What is Runtime Trace?

Runtime tracing is a performance optimization that eliminates some of the host to device communication by recording the commands for dispatching operations and replaying these as a single command when executing a trace.

How to Enable

Step 1: Set environment variable before importing torch_xla:

import os
os.environ["TT_RUNTIME_TRACE_REGION_SIZE"] = "10000000"  # ~10MB

Step 2: Enable trace in compiler options:

torch_xla.set_custom_compile_options({
    "enable_trace": "true",
})

Requirements

  • TT_RUNTIME_TRACE_REGION_SIZE should be set (recommended: "10000000" or 10MB)
    • The trace region size determines how much memory is allocated in DRAM for storing the trace.
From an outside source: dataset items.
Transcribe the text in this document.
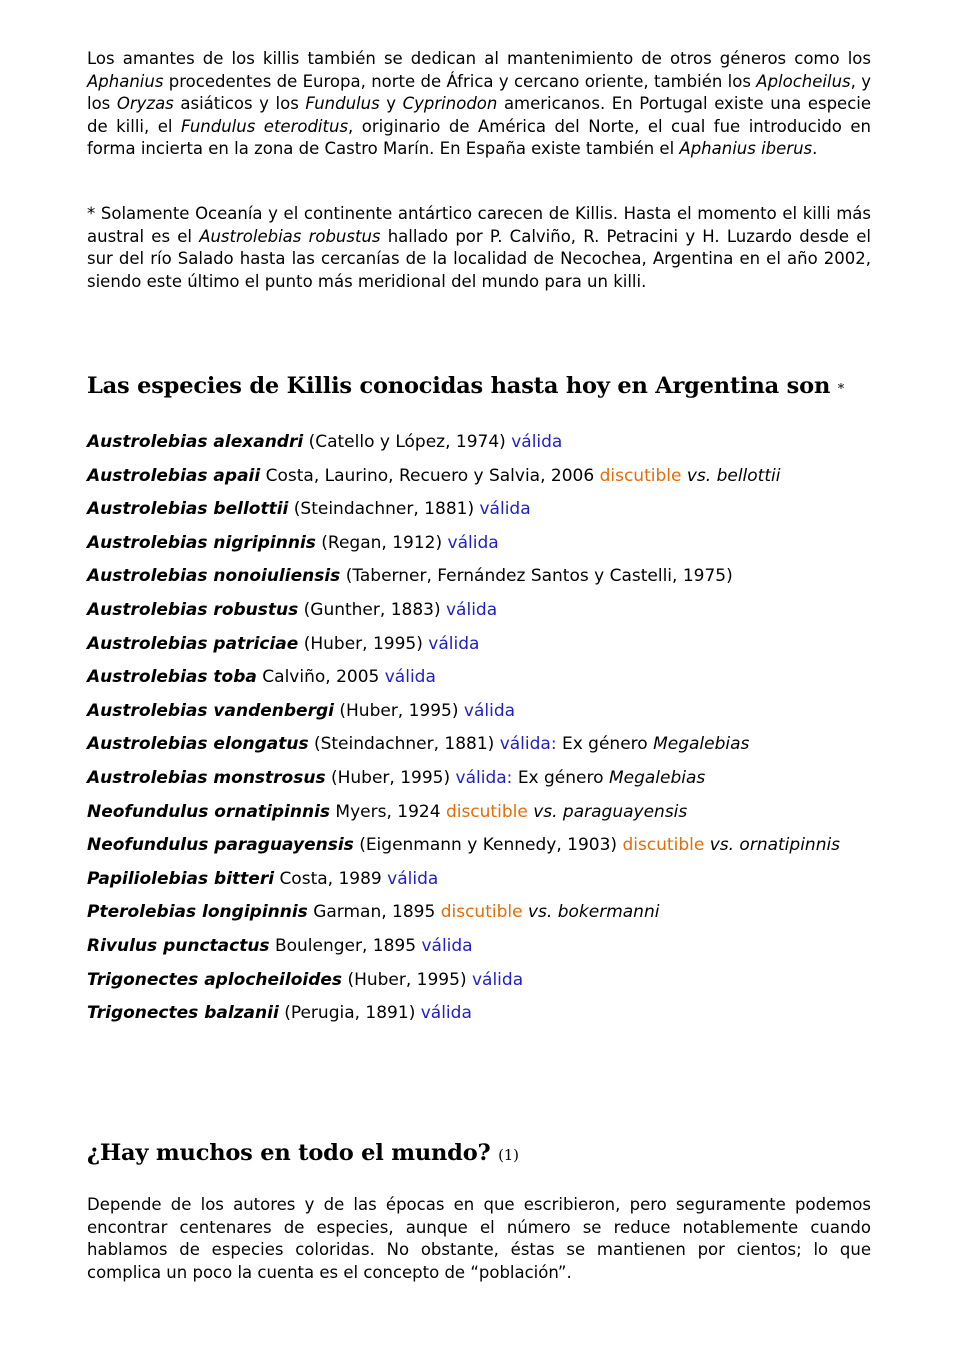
Los amantes de los killis también se dedican al mantenimiento de otros géneros como los Aphanius procedentes de Europa, norte de África y cercano oriente, también los Aplocheilus, y los Oryzas asiáticos y los Fundulus y Cyprinodon americanos. En Portugal existe una especie de killi, el Fundulus eteroditus, originario de América del Norte, el cual fue introducido en forma incierta en la zona de Castro Marín. En España existe también el Aphanius iberus.

* Solamente Oceanía y el continente antártico carecen de Killis. Hasta el momento el killi más austral es el Austrolebias robustus hallado por P. Calviño, R. Petracini y H. Luzardo desde el sur del río Salado hasta las cercanías de la localidad de Necochea, Argentina en el año 2002, siendo este último el punto más meridional del mundo para un killi.

Las especies de Killis conocidas hasta hoy en Argentina son *
Austrolebias alexandri (Catello y López, 1974) válida
Austrolebias apaii Costa, Laurino, Recuero y Salvia, 2006 discutible vs. bellottii
Austrolebias bellottii (Steindachner, 1881) válida
Austrolebias nigripinnis (Regan, 1912) válida
Austrolebias nonoiuliensis (Taberner, Fernández Santos y Castelli, 1975)
Austrolebias robustus (Gunther, 1883) válida
Austrolebias patriciae (Huber, 1995) válida
Austrolebias toba Calviño, 2005 válida
Austrolebias vandenbergi (Huber, 1995) válida
Austrolebias elongatus (Steindachner, 1881) válida: Ex género Megalebias
Austrolebias monstrosus (Huber, 1995) válida: Ex género Megalebias
Neofundulus ornatipinnis Myers, 1924 discutible vs. paraguayensis
Neofundulus paraguayensis (Eigenmann y Kennedy, 1903) discutible vs. ornatipinnis
Papiliolebias bitteri Costa, 1989 válida
Pterolebias longipinnis Garman, 1895 discutible vs. bokermanni
Rivulus punctactus Boulenger, 1895 válida
Trigonectes aplocheiloides (Huber, 1995) válida
Trigonectes balzanii (Perugia, 1891) válida
¿Hay muchos en todo el mundo? (1)

Depende de los autores y de las épocas en que escribieron, pero seguramente podemos encontrar centenares de especies, aunque el número se reduce notablemente cuando hablamos de especies coloridas. No obstante, éstas se mantienen por cientos; lo que complica un poco la cuenta es el concepto de “población”.
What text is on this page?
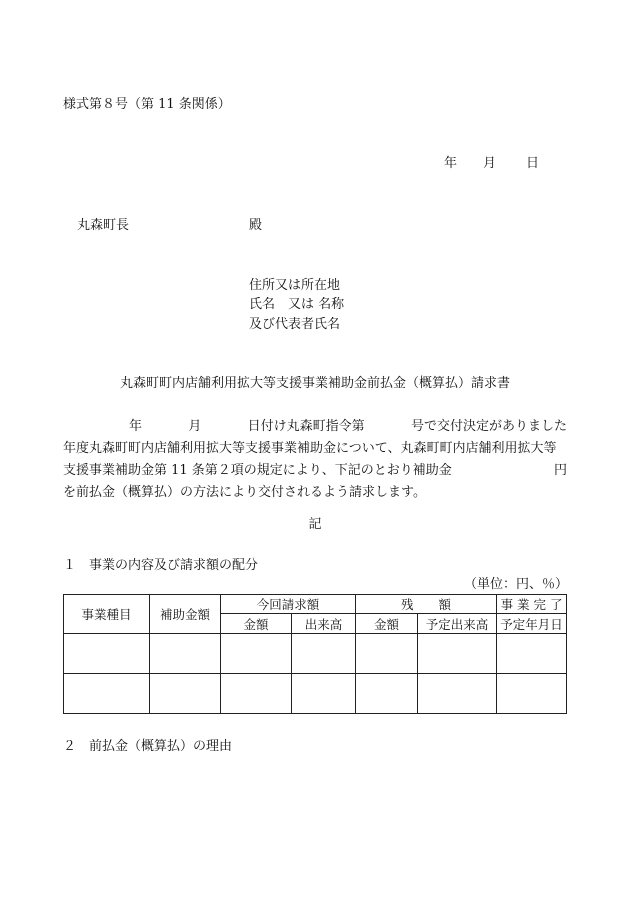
様式第８号（第 11 条関係）
年 月 日
丸森町長	殿
住所又は所在地
氏名　又は 名称
及び代表者氏名
丸森町町内店舗利用拡大等支援事業補助金前払金（概算払）請求書
年	月	日付け丸森町指令第	号で交付決定がありました
年度丸森町町内店舗利用拡大等支援事業補助金について、丸森町町内店舗利用拡大等
支援事業補助金第 11 条第２項の規定により、下記のとおり補助金	円
を前払金（概算払）の方法により交付されるよう請求します。
記
１　事業の内容及び請求額の配分
（単位：円、％）
事業種目	補助金額	今回請求額		残　　額		事 業 完 了
		金額	出来高	金額	予定出来高	予定年月日

２　前払金（概算払）の理由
Adjust based on your model.
    • If you see trace-related errors, try increasing this value.
  • Program cache must be enabled with TT_RUNTIME_ENABLE_PROGRAM_CACHE must be set to "1" (This is set by default)

5. Batch Size Tuning

Batch size impacts:

  • Throughput (samples/second) - larger batches typically (not always) increase throughput
  • Latency (time per sample) - larger batches increase per-sample latency
  • Memory usage - larger batches require more device memory

Tuning Process

  1. Typical values to start with (e.g., 1, 2, 4, 8, 16, 32)
  2. Measure throughput for each batch size
  3. Increase batch size until:
    • Throughput plateaus or starts decreasing
      • Sometimes smaller batches can use SRAM much more effectively, leading to an overall greater throughput than using bigger batches
    • Memory is exhausted (OOM error)